Mais Dominique Barella, président de l’Union syndicale de la magistrature (USM, majoritaire), objecte : « S’il s’agit de transmettre aux assises des affaires relevant des tribunaux de police ou de la correctionnelle, ce sera des dizaines de milliers d’affaires en plus devant les cours d’assises ». Impossible de mobiliser autant de jurys populaires. S’ajoute un obstacle juridique : le Conseil d’État refuserait, au nom de l’égalité des citoyens devant la loi. Criminaliser des agressions physiques contre les dépositaires de l’autorité, qui resteraient correctionnalisées pour les simples citoyens, serait rompre l’égalité devant la loi, et instaurer une justice à deux vitesses : une fraction des citoyens jouirait d’avantages supérieurs, du fait de ses fonctions. Cela diffère des circonstances aggravantes prévues par le Code pénal, qui ne changent pas la nature, correctionnelle, de l’inculpation, appliquée égalitairement à tous les citoyens, fussent-ils policiers. Enfin, les policiers et gendarmes ont interdiction de faire feu pour se défendre. Comment défendraient-ils efficacement les citoyens ? Accorder aux forces de l’ordre une protection juridique renforcée laisserait croire qu’elles bénéficient d’une immunité spéciale contre la violence, les simples citoyens lui étant offerts sans défense. D’autant que l’État s’acharne à priver ceux-ci de leurs armes.

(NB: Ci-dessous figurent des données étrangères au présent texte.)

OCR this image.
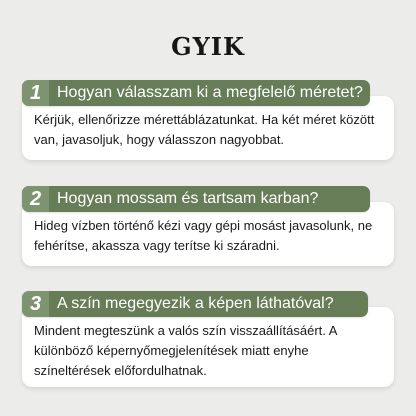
GYIK

Kérjük, ellenőrizze mérettáblázatunkat. Ha két méret között van, javasoljuk, hogy válasszon nagyobbat.

1 Hogyan válasszam ki a megfelelő méretet?

Hideg vízben történő kézi vagy gépi mosást javasolunk, ne fehérítse, akassza vagy terítse ki száradni.

2 Hogyan mossam és tartsam karban?

Mindent megteszünk a valós szín visszaállításáért. A különböző képernyőmegjelenítések miatt enyhe színeltérések előfordulhatnak.

3 A szín megegyezik a képen láthatóval?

La montée spectaculaire des violences, à caractère manifestement interethnique, signe le début d’une guerre civile que personne ne souhaite nommer. Les gouvernements successifs, craignant de mettre le feu aux poudres, ont interdit aux forces de l’ordre de faire feu systématiquement, quand elles tombent dans des guets-apens. L’évocation du projet de loi criminalisant les violences contre les dépositaires de l’ordre public est d’ordre électoral.